Dalam penjelasannya, Pemerintah seperti yang dikatakan Mulabasa, anggapan Pemohon tentang Usaha Bersama tidak bisa dijadikan Perusahaan Terbatas adalah salah. Mulabasa memastikan Perusahaan Asuransi yang mempunyai kesehatan keuangan yang baik, proses mutualisasinya tidak akan mengurangi manfaat atau benefit sehingga tidak akan merugikan kepentingan pemegang polis, dalam hal ini tidak merugikan Para Pemohon selaku pemegang polis AJB Bumiputera 1912.

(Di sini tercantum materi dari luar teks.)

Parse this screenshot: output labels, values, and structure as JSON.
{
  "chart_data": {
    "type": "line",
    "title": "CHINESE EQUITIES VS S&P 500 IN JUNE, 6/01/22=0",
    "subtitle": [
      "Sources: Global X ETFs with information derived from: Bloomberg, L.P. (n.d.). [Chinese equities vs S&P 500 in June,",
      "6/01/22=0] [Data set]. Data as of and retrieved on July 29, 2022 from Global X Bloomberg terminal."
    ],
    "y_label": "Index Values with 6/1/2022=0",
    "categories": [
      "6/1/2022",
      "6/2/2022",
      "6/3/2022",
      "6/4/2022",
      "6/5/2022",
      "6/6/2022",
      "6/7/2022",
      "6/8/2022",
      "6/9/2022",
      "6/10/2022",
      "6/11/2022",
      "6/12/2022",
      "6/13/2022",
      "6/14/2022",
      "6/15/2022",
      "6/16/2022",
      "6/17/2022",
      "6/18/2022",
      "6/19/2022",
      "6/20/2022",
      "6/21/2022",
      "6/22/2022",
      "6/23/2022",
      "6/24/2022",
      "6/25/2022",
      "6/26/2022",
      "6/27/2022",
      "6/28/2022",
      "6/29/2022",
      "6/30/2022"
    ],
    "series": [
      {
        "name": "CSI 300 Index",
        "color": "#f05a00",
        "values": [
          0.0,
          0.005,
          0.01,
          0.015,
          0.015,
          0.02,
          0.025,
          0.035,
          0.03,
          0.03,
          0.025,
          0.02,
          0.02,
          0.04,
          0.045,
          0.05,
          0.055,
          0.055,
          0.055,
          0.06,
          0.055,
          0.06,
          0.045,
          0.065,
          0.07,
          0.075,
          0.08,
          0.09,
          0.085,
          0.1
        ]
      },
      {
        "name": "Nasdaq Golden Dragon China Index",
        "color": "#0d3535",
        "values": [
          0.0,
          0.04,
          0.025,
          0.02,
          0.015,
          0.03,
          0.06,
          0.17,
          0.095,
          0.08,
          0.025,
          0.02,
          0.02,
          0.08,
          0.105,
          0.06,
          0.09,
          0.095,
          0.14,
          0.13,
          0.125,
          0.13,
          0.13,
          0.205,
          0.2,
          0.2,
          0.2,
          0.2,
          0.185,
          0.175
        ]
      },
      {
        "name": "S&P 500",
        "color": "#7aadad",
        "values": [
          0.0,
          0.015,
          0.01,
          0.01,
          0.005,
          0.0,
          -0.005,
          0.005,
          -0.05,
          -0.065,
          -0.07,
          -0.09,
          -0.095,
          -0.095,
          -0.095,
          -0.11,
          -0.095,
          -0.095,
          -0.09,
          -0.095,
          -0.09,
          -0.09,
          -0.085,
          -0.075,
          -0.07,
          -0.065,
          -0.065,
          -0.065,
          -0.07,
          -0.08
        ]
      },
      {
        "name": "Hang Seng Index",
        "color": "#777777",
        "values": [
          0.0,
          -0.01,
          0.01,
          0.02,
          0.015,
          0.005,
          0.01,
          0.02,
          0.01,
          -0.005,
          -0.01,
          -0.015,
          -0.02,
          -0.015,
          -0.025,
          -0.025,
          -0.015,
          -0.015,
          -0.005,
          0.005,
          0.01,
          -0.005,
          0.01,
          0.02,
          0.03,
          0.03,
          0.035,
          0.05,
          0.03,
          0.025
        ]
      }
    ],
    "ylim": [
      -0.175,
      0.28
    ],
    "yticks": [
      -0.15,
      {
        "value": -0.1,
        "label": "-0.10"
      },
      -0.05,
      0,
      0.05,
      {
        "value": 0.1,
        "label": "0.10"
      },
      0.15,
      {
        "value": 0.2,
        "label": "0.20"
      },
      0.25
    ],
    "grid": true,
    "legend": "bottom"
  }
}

Sebelumnya Para Pemohon lewat kuasa hukumnya, Zairin menyatakan tidak bisa mengubah status usaha bersama karena sesuai aspek filosofis pendirian usaha bersama mutual AJB Bumi Putera 1912 berbeda dengan perusahaan terbatas pada umumnya. Para Pemohon berargumentasi bahwa usaha bersama mutual didirikan untuk kesejahteraan para anggotanya, pemegang polis. Sementara, Perseroan Terbatas adalah untuk keuntungan para pemodal atau pemegang saham saja.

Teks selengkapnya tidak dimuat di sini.